Chi si occupa delle faccende domestiche, sa benissimo quanto è difficile e impegnativo mantenere la casa sempre pulita. E questo ovviamente vale ancora di più quando non si tratta di bilocali o mini appartamenti, ma di case che si estendono anche su 100 mq di superficie, spesso distribuiti su più piani. Spesso di dedica un solo giorno alle pulizie e in quell’unica giornata ci si trova a dover fare tutte le faccende immediate – lavare pavimenti, spolverare, lavare il bagno, ecc. – che non si ha assolutamente tempo per le faccende straordinarie come il lavaggio dei vetri e delle tapparelle, il ripristino dell’ordine nei vari cassetti o la sistemazione dello sgabuzzino, che al di là delle sue dimensioni è sempre il posto più caotico dell’intera abitazione.

Pulire casa: l’importanza dell’organizzazione

Che fare allora? Rassegnarsi a vivere nella sporcizia è ovvio che non è la soluzione, ma non lo è neanche passare intere giornate a pulire, ritrovandosi comunque punto e a capo ogni settimana. Né le ore della giornata aumentano, soprattutto perché oltre alle pulizie c’è il lavoro, la vita sociale, la palestra, ecc., ovvero tutte quelle attività che ogni donna ha il diritto di concedersi senza pensieri. A maggior ragione le single, che non possono contare su nessuno con cui condividere le faccende domestiche. Quello che molte donne – la maggior parte – spesso dimenticano è che l’organizzazione riveste un ruolo chiave in qualsiasi attività, anche quelle domestiche. Se ci si organizza bene e si segue uno schema già prefissato, non solo si ottengono risultati migliori di quelli che si sarebbero ottenuti altrimenti, ma si risparmia moltissimo tempo.

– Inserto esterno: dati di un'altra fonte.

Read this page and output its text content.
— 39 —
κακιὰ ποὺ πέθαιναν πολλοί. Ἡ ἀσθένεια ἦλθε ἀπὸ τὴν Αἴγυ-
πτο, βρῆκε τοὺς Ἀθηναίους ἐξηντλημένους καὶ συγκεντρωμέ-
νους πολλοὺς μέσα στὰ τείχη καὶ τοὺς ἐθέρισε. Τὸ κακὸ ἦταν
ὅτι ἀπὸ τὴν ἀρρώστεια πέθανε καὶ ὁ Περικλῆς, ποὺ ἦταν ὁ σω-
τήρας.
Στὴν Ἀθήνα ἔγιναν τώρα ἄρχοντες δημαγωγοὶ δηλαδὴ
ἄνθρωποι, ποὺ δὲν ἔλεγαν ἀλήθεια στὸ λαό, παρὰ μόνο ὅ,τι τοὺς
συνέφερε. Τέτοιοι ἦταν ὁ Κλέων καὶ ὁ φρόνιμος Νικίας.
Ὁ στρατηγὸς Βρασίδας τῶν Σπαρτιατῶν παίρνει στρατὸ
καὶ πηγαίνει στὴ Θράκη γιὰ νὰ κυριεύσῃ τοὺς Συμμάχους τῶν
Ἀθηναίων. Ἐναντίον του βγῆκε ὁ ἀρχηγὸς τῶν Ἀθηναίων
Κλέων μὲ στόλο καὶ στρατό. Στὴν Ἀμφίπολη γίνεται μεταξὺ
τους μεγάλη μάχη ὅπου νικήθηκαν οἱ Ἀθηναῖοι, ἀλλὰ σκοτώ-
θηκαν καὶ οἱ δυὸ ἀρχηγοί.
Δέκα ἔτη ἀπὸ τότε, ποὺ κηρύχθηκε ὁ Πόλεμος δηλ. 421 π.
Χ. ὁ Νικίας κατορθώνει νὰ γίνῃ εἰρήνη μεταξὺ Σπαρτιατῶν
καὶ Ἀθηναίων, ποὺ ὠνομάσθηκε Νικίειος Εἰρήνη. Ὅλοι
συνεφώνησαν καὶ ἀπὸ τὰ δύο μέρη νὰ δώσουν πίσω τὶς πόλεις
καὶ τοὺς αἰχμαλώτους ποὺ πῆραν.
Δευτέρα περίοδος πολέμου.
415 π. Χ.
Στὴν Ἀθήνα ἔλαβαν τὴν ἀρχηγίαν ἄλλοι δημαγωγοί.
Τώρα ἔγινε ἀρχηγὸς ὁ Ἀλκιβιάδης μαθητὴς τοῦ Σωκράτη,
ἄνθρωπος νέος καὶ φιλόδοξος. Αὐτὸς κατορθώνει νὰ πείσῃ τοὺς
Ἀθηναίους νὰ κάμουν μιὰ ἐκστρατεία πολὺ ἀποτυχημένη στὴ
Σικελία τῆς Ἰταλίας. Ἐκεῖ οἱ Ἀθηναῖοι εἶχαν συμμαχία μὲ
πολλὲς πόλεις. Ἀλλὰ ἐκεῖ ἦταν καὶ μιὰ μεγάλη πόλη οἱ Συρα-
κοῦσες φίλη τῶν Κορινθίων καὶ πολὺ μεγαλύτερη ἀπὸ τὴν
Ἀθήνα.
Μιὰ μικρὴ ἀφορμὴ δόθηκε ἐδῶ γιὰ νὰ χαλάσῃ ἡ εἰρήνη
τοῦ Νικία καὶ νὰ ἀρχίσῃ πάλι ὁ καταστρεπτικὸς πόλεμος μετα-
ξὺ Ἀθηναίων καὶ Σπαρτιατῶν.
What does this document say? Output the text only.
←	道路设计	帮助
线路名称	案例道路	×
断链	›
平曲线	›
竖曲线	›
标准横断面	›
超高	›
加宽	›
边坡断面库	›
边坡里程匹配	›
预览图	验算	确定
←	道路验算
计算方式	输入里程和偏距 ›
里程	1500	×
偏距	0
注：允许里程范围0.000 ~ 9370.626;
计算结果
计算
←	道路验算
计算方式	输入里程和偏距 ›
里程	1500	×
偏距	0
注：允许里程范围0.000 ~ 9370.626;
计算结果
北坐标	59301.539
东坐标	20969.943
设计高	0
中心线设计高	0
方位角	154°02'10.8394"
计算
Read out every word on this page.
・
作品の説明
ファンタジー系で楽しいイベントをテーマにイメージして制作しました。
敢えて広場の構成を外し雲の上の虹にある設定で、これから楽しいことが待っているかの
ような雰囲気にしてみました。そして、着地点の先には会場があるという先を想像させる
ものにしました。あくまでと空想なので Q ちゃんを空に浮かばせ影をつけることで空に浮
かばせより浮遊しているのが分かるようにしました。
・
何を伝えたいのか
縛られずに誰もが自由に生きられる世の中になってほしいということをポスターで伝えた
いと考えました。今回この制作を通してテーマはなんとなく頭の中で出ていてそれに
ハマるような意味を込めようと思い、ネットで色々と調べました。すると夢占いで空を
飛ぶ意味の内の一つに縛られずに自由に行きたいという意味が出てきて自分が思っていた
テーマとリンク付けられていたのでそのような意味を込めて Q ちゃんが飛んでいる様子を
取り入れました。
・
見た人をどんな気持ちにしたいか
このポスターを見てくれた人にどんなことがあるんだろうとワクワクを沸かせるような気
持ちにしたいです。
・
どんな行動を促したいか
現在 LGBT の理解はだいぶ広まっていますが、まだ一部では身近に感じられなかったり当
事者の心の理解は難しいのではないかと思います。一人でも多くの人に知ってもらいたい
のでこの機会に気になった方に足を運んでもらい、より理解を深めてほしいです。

Tempo che si può utilizzare nella maniera che si preferisce, anche solo restando a oziare davanti alla TV.

Ecco come stilare un programma di pulizie settimanale

Organizzarsi in questo caso significa stilare un programma settimanale delle pulizie. Come prima cosa occorre separare le pulizie quotidiane da quelle settimanali, che andranno poi separate da quelle straordinarie, che si fanno cioè una volta al mese o anche una volta ogni due o tre mesi (per esempio il lavaggio delle tapparelle). Una volta avuta ben chiara questa suddivisione, bisogna decidere quanto tempo al giorno dedicare alle faccende quotidiane, imponendosi dei limiti e delle priorità. Vedrete che in un’ora e mezza riuscirete tranquillamente a lavare il bagno e a terra, ma anche a sistemare la cucina. La stessa operazione va fatta per le pulizie settimanali, per le quali aggiungerete altro tempo in un solo giorno la settimana.

Per esempio il sabato, se durante la settimana si lavora. Infine bisogna annotarsi le faccende mensili, e fissare un giorno anche per quelle (che possibilmente non coincida con quello in cui ci si dedica alle pulizie settimanali.